We live in a world where rape culture is ever present; in schools where girls are told their knees and shoulders are distracting to the boys around them, in pubs when a woman’s ass is grabbed and the man blames her dress. In America, when a man is let off of rape charges because prison could be damaging to him, it’s a product of a culture that is so engrained in our society we no longer notice it. Women have ben conditioned not to wear shorts that show too much leg, drink too much on a night out or be ‘too friendly’ to guys if I have no intention of sleeping with them. It’s a topic some people are afraid to discuss, that in all honesty it’s easier to ignore. But Asking For It by Louise O’Neill pulls it all into the spotlight.
Emma O’Donovan is 18 and happy, she’s the most beautiful girl in town and finds no shame in using that to her full advantage. Until a party ends with her passed out on the doorstep, covered in vomit, crippled by pain and no idea what happened. Unfortunately for her everyone else does. Social media is scattered with photos showing the horrific details of the night. They say it was her fault. They say she’s a slut. They say she was asking for it. Emma just doesn’t know what to believe…
This book is incredibly powerful. Written from the first person this book pulled you in to the turmoil that is unfolding in Emma’s life. In the beginning Emma is not a likeable character; she’s manipulative and vain. Every choice she makes revolves around a desperate need to prove herself as the most beautiful, the most beautiful and because of this she pushes away all her friends. It’s a struggle that many YA girls go through, constantly fighting the need to be the best. To be considered special. It causes Emma to make wild and reckless choices that many characters say lead to what happens.
This book hits hard at some truly terrible topics. By creating a main character who isn’t likeable O’Neill is able to deconstruct the theory that any girl is ‘asking for it’ because although Emma is far from perfect she definitely didn’t deserve any of the horrors she endures. This story shames victim blaming in an incredible way and delves deep into the complications that surround consent. It’s a story that reflects all to truly on reality and the ending will break even the strongest of hearts.

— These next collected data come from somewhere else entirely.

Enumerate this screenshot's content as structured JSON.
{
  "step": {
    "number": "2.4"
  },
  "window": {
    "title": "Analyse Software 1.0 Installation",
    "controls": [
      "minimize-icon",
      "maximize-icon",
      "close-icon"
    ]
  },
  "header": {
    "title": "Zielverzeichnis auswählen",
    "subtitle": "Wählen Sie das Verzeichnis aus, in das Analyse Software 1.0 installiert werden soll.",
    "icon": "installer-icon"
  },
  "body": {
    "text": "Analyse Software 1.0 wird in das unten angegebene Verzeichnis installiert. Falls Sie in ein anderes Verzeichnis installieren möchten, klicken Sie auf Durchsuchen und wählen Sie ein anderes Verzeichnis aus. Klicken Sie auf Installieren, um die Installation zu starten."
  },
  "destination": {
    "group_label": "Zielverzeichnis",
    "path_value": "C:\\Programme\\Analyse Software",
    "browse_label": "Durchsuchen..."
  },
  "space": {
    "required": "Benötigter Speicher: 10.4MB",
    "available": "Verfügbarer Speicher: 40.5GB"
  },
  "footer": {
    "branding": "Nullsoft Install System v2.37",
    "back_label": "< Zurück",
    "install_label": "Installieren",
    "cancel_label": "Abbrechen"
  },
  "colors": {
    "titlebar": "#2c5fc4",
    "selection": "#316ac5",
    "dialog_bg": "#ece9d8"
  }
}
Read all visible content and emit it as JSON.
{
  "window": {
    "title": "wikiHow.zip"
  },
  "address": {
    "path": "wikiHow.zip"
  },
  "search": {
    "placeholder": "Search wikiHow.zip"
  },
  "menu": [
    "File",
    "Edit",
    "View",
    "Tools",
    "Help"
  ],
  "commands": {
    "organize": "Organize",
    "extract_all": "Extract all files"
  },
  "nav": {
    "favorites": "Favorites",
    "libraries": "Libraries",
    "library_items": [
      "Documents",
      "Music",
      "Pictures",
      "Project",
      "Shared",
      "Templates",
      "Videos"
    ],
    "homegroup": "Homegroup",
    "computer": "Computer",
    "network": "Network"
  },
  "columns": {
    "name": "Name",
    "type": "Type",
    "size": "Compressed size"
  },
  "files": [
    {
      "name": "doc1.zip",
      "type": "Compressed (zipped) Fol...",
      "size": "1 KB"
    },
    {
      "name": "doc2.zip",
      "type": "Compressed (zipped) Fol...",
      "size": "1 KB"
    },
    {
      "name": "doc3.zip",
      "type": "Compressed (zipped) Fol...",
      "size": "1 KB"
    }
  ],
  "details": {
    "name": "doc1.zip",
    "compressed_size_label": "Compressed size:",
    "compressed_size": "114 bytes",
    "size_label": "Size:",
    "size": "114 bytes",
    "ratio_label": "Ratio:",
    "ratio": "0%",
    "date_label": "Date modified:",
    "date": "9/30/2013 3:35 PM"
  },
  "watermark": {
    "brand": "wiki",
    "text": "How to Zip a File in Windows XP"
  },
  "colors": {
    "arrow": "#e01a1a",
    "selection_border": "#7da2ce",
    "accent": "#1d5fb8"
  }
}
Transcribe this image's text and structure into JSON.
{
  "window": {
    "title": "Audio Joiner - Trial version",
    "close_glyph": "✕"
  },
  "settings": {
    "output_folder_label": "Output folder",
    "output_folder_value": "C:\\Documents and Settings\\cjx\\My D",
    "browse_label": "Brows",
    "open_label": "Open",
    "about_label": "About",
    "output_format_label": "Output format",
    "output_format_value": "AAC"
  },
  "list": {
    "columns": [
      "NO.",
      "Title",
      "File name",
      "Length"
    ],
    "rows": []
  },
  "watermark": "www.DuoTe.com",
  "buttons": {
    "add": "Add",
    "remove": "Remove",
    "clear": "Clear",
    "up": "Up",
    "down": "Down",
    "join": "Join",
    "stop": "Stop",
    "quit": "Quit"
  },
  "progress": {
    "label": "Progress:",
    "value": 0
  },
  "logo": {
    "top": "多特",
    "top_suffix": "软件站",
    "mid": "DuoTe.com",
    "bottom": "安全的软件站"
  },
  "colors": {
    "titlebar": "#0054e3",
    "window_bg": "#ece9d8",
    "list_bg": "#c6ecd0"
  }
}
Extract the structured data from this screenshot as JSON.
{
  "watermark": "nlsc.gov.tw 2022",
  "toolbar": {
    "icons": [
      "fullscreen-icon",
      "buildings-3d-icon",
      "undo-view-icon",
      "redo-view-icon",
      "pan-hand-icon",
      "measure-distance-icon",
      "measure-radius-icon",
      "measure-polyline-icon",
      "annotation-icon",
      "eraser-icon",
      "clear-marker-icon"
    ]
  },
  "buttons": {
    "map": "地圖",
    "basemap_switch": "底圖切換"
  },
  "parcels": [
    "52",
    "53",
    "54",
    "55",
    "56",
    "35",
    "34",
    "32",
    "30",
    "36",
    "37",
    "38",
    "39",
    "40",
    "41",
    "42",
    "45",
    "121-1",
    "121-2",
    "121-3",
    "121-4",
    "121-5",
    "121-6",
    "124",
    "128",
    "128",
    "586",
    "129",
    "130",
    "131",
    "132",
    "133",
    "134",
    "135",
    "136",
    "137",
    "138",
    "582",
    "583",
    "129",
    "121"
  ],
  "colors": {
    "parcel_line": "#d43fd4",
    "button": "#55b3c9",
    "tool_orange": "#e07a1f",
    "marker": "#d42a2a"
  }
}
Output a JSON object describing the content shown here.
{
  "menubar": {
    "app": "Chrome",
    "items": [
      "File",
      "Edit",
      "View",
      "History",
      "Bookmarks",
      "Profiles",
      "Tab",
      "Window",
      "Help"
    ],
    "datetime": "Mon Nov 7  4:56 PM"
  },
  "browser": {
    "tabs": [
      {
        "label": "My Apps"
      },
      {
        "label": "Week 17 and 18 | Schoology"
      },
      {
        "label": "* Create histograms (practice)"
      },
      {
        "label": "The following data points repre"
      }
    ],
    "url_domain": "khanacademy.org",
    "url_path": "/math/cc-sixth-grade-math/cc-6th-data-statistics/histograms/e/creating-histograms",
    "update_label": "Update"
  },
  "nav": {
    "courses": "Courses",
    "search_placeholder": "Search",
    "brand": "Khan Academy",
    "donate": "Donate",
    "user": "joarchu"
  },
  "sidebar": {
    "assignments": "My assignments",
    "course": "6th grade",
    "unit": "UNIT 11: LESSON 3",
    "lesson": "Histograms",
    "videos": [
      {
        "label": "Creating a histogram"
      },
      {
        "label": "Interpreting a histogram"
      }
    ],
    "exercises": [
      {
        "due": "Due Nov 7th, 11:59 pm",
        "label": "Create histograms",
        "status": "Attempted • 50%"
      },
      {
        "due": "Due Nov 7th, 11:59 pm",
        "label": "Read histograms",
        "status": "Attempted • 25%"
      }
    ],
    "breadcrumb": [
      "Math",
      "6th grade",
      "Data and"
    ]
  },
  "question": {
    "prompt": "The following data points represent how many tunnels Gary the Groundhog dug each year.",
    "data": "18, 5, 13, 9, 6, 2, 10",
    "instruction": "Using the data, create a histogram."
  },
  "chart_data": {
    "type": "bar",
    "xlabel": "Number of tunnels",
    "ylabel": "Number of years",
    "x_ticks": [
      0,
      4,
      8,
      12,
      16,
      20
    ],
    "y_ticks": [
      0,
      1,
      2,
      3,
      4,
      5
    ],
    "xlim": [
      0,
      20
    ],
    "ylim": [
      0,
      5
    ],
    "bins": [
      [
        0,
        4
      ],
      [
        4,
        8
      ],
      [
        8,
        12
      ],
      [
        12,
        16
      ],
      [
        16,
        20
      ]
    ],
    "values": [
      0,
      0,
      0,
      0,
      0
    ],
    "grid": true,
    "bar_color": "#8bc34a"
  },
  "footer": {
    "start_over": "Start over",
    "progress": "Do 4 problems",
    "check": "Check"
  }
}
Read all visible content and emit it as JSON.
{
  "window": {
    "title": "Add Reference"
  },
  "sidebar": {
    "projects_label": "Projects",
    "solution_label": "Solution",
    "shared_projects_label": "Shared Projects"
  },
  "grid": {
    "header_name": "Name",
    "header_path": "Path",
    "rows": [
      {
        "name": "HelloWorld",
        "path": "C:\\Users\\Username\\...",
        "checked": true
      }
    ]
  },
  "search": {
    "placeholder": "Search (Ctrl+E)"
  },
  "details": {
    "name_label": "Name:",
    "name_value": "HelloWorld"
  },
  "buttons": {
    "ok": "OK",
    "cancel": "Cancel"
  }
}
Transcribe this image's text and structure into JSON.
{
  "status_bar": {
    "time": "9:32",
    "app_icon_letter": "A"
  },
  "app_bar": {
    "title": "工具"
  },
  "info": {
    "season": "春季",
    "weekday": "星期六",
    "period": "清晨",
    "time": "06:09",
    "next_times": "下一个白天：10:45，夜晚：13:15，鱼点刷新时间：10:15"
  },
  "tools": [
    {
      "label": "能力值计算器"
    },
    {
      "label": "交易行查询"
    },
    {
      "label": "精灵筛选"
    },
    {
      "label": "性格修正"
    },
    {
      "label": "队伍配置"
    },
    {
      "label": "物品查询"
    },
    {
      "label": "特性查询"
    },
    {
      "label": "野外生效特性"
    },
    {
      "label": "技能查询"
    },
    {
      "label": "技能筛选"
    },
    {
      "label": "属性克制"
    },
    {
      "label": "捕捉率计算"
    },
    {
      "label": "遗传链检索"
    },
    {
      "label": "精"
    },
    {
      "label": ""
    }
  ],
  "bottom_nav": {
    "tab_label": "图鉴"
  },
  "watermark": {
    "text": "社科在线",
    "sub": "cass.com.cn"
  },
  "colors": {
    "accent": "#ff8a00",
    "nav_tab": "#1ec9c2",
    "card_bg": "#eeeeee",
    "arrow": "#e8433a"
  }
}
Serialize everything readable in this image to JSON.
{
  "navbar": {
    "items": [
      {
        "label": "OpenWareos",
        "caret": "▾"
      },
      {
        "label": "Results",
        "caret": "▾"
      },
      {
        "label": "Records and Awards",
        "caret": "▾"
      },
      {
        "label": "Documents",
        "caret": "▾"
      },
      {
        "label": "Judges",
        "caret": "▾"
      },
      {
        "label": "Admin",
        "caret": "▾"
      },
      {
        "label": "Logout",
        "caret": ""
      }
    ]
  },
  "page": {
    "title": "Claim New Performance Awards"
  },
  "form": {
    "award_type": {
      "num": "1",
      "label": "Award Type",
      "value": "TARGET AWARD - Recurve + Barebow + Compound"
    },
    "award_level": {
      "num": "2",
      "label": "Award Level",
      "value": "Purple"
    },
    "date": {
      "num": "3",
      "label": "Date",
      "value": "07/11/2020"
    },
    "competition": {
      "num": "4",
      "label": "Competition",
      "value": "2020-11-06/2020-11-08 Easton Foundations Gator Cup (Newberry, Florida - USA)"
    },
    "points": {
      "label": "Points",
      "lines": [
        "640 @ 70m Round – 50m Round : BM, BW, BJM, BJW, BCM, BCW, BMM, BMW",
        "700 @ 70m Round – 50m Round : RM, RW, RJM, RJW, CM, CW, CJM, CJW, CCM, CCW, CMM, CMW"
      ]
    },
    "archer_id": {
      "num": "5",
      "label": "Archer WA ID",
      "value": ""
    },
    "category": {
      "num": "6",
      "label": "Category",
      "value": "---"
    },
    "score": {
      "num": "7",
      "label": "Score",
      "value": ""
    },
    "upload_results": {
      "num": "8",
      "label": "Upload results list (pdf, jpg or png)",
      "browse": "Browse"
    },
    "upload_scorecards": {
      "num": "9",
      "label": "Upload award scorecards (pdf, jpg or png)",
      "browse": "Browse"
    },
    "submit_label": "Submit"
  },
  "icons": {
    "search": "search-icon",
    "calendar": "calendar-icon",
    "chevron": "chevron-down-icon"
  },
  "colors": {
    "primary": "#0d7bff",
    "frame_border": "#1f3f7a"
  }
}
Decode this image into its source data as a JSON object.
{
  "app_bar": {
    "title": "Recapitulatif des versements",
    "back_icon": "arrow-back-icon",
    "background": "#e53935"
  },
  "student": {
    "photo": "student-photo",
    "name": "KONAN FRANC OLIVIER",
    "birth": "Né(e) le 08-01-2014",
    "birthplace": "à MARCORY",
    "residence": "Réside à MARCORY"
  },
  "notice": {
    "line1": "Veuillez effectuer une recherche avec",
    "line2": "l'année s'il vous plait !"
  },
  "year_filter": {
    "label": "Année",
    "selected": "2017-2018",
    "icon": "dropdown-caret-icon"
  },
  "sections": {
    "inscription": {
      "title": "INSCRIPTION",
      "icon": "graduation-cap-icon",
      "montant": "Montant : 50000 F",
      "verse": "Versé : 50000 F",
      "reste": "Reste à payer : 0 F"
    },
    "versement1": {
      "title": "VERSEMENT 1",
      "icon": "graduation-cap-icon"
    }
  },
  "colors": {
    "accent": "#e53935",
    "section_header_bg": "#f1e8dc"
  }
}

I don’t often say it, but this book is important. It’s opened up discussions between myself and others that should be had a lot more. It educates the disillusioned on what it’s like to suffer such a traumatic injustice and rips apart any arguments in favour of victim shaming. Admittedly this book is hard hitting, it’s not the kind of thing you read before bed or to relax on a lazy Sunday afternoon. But it’s a raw, almost cruel reminder that there are things out there we can’t ignore and that not everyone who deserves it gets a happy ending.